Cooperativismo, música e chimarrão

Venâncio Aires vai sediar, dia 23, a 12ª edição do Festival O Rio Grande Canta o Cooperativismo. Um grandioso evento está sendo preparado pelo Sescoop/RS, com apoio das cooperativas de Venâncio Aires.

No ginásio Poliesportivo, a comunidade local poderá prestigiar, gratuitamente, as apresentações dos 10 finalistas da competição e ainda, o show de encerramento com a banda Tchê Garotos. A programação ocorre a partir as 21h. Por lá, a Escola do Chimarrão marcará presença para oferecer um gostoso chimarrão aos participantes. Ontem, no programa Terra em Meia Hora, na Terra FM, foram entrevistados o gerente de Promoção Social do Sescoop/RS, José Zigomar Vieira dos Santos, a Analista de Promoção Social do Sescoop/RS, Elisângela Becker e o diretor-executivo da Escola do Chimarrão, Pedro Schwengber (foto).

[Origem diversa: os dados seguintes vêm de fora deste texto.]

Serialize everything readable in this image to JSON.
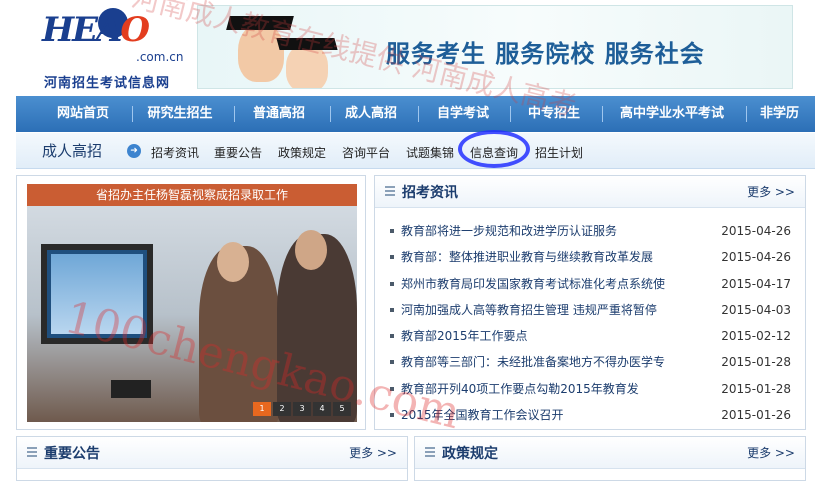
{
  "header": {
    "logo_mark_a": "HEA",
    "logo_mark_b": "O",
    "logo_domain": ".com.cn",
    "logo_text": "河南招生考试信息网",
    "slogan": "服务考生  服务院校  服务社会"
  },
  "nav": {
    "items": [
      "网站首页",
      "研究生招生",
      "普通高招",
      "成人高招",
      "自学考试",
      "中专招生",
      "高中学业水平考试",
      "非学历"
    ]
  },
  "subnav": {
    "title": "成人高招",
    "links": [
      "招考资讯",
      "重要公告",
      "政策规定",
      "咨询平台",
      "试题集锦",
      "信息查询",
      "招生计划"
    ]
  },
  "photo": {
    "caption": "省招办主任杨智磊视察成招录取工作",
    "pages": [
      "1",
      "2",
      "3",
      "4",
      "5"
    ]
  },
  "news": {
    "title": "招考资讯",
    "more": "更多 >>",
    "items": [
      {
        "title": "教育部将进一步规范和改进学历认证服务",
        "date": "2015-04-26"
      },
      {
        "title": "教育部：整体推进职业教育与继续教育改革发展",
        "date": "2015-04-26"
      },
      {
        "title": "郑州市教育局印发国家教育考试标准化考点系统使",
        "date": "2015-04-17"
      },
      {
        "title": "河南加强成人高等教育招生管理 违规严重将暂停",
        "date": "2015-04-03"
      },
      {
        "title": "教育部2015年工作要点",
        "date": "2015-02-12"
      },
      {
        "title": "教育部等三部门：未经批准备案地方不得办医学专",
        "date": "2015-01-28"
      },
      {
        "title": "教育部开列40项工作要点勾勒2015年教育发",
        "date": "2015-01-28"
      },
      {
        "title": "2015年全国教育工作会议召开",
        "date": "2015-01-26"
      }
    ]
  },
  "notices": {
    "title": "重要公告",
    "more": "更多 >>"
  },
  "policy": {
    "title": "政策规定",
    "more": "更多 >>"
  },
  "watermark": {
    "url": "100chengkao.com",
    "cn": "河南成人教育在线提供 河南成人高考"
  }
}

Eles destacaram a importância do evento para a Capital do Chimarrão e elogiaram a estrutura do Parque do Chimarrão para receber o festival. Venâncio Aires disputou com outros 22 municípios a sede do festival 2019. O fortalecimento do cooperativismo é um dos objetivos com o evento que valoriza os talentos e todos os gêneros musicais.

Agrofeira
Programada para os dias 7 a 10 de maio de 2020, no Parque Municipal do Chimarrão, será pré-lançada hoje, às 16h, na sala de reuniões do Gabinete do Prefeito, a segunda edição da AgroFeira. Produtores rurais, entidades voltadas ao campo e ainda empresas e agroindústrias familiares, além de autoridades, imprensa e a comunidade em geral, estão convidados para o encontro.

Cigarro lidera ranking do contrabando no estado
A Receita Federal realizou, ontem, uma operação de fiscalização em um estabelecimento que comercializa instrumentos musicais em Venâncio Aires. Além das informações sobre a operação, a assessoria de imprensa do órgão divulgou dados estaduais de contrabando no Rio Grande do Sul.

Segundo a Receita Federal, as mercadorias mais contrabandeadas no estado são, na ordem: cigarros, brinquedos, eletroeletrônicos, vestuários, veículos, óculos de sol e itens de informática. Entre os itens, o cigarro representa 42,96% do total apreendido em 2018, ano em que foram executadas 477 operações de repressão. Em 2019, até o mês de julho, já foram realizadas 517 das 760 operações planejadas para este ano.

De acordo com o auditor fiscal Leomar Padilha, Delegado da Receita Federal em Santa Cruz do Sul, quando o cidadão compra um produto contrabandeado, está abrindo mão de recursos, pois o contrabando não paga imposto. Segundo ele, a Receita Federal vem investindo forte no combate ao contrabando, inclusive com uso de mecanismos de tecnologia e inteligência.